Many maps have a compass or a small drawing in the legend to help identify the directions north, south, east, and west.
Students will learn to use north, south, east, and west to identify relative locations and provide directions.
Illustration 3, showing a map of the park.
Explain to the students that a direction is the point toward which something faces. For example, when you ask all the students to face forward, forward is a direction. Also, when you ask everyone to look up, up is a direction.
Explain to students that north is at the top on most maps. Put illustration 3 on the floor with north oriented properly. Have the students sit around the illustration. Point out the star located in the center. Demonstrate how directions such as "forward," "up," "right," etc., are ineffective when trying to plan movement on a map. To walk over to the dinosaur slide, students on one side might say "move right," while students on the opposite side will say "move left." Explain how maps use a much more effective set of directions: north, south, east, and west. West is the direction in which the sun sets. When facing west, north is to the right, south is to the left, and east is behind.
Show the students where north, south, east, and west are marked on the illustration. Demonstrate to the students that to walk over to the dinosaur from the star, one would have to go east. Ask them which direction you would walk to go over to the barn? (west)
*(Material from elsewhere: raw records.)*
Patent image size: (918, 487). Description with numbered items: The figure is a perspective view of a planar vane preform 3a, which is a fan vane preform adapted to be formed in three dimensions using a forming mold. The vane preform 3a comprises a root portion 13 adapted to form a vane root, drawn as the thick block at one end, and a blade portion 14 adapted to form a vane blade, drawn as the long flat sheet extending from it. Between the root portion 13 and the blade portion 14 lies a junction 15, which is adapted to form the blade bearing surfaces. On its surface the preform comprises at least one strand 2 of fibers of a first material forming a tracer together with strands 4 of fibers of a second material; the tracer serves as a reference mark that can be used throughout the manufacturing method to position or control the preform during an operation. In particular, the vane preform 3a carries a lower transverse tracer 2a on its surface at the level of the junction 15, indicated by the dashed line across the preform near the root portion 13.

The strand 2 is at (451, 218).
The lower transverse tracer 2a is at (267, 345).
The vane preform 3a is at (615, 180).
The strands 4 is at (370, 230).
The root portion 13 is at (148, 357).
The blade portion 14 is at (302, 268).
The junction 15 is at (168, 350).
Introduce the idea of directions between two points. Point out that not everything is directly north, south, east, and west of another point. Introduce students to additional directions-northeast, southeast, southwest, and northwest. Ask the students if they were standing on the star and looking at the carousel, what direction they would be looking? (southeast) Ask the students to help Nikki's mother get to the pasture where Nikki landed the balloon. Choose different locations on the map where Nikki's mother might be, then ask questions about which direction she would travel to go from that location to the pasture.
Talk about relative location. Explain how we can use north, south, east, and west to talk about where one place on a map is in relationship to another. Demonstrate to the students that one place is north of another. Do the same for south, east, and west. Examples: the bridge is ________ of the dinosaur (north); the food tent is ________ of the carousel (west).
Reproduce Activity sheet 2 for each discussion and student. Have them select a site for a picnic in the park and mark the location with an X. The students should then provide (north, south, east, west) directions for someone at the north gate to get to the picnic site. For example, go south to the first path. Turn east and continue to the tower. At the tower turn south and meet me under the tree! Next, have students note the relative position of the picnic site to the star in the center. In our example, the picnic site is northeast of the star.